One dominant issue affecting the Granite State’s health insurance industry in recent years has been the rating system.
Ratings allow carriers to assign risk to their insureds, using such factors as age, health status, size of group, location and industry.
About 15 years ago, New Hampshire created a community rating system through which small-group policies would be written with approximately the same rates for everyone in the group and little weight given to risk factors. Not surprisingly, many insurers were frustrated by the move and some left the state.
In 2003, the ensuing uproar culminated in the ill-fated SB 110, which brought underwriting back into the small-group market, allowing such factors as health status, geographical location and occupation and placed an even greater emphasis on age.
The hope at the time was that allowing for such factors would bring insurers back to the state, creating competition, which would also keep premiums down.
It didn’t. In fact, many small businesses saw their insurance premiums skyrocket by triple-digit numbers.
A group’s geographical location only added to the pain, said Couture.
“Residents on the Seacoast were charged more, often because providers there were more expensive. Location alone could have increased your premiums as much as 10 or 15 percent,” he said.
In July 2005, SB 125 was signed into law to mitigate the more onerous effects of SB 110 by eliminating health status and geographic location as risk factors, establishing a reinsurance high-risk pool and capping premium increases at 20 percent.
SB 125 also limited the highest premiums a carrier can charge to 3.5 times as much as the lowest premiums — a function called “banding” — from the previous 12-to-1 range.

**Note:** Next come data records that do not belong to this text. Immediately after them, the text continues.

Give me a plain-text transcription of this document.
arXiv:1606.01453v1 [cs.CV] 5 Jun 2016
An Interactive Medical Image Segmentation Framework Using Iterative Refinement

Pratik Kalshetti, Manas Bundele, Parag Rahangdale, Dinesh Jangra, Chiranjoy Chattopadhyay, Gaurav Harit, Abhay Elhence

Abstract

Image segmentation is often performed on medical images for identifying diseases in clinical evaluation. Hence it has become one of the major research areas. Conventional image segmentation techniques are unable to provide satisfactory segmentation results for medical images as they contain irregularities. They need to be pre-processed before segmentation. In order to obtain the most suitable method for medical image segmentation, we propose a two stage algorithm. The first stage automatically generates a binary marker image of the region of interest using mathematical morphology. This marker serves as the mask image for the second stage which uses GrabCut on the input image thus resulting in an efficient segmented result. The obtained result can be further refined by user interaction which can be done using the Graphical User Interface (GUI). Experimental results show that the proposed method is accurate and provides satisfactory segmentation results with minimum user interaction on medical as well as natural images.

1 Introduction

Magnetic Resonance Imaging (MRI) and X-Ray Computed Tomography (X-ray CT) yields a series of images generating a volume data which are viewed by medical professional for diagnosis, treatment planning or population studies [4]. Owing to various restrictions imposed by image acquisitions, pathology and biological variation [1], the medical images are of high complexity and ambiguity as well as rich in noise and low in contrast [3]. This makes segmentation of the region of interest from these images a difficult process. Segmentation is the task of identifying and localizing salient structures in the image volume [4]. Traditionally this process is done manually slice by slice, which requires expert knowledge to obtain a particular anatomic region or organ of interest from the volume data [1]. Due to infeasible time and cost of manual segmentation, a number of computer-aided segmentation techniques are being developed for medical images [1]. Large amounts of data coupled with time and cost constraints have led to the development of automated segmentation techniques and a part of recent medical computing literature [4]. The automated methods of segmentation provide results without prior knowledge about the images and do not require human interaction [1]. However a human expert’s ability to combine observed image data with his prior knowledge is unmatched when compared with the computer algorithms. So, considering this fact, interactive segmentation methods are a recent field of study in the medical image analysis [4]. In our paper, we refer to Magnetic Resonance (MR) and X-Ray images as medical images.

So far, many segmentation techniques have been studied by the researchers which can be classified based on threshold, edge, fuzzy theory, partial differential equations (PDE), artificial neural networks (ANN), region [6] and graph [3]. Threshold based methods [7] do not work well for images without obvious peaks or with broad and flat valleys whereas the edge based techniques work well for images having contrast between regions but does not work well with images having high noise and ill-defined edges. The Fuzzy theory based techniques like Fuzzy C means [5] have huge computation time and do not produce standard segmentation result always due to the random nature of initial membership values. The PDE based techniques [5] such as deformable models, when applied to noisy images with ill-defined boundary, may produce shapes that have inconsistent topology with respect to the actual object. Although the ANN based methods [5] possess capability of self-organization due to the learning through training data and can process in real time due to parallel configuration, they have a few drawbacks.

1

So what does the future hold for New Hampshire’s health insurance industry?
According to Martin Capodice, program specialist with the New Hampshire Department of Employment Security, said, “Our short-term projections for this sector are somewhat optimistic. We project a gain of 51 jobs from 2008 to 2010 — 0.2 percent growth. This contrasts to the Finance and Insurance supersector, where the projection is to lose 175 jobs — a 0.3 percent loss.”
All eyes are also on Washington, D.C., as the Obama administration’s health-care reform effort winds its way through Congress.
“Reforms change by the day,” said Ludtke. “It’s really hard to say which piece would have the greatest positive impact on the state. It all comes down to money. You don’t cover people without providing some money.”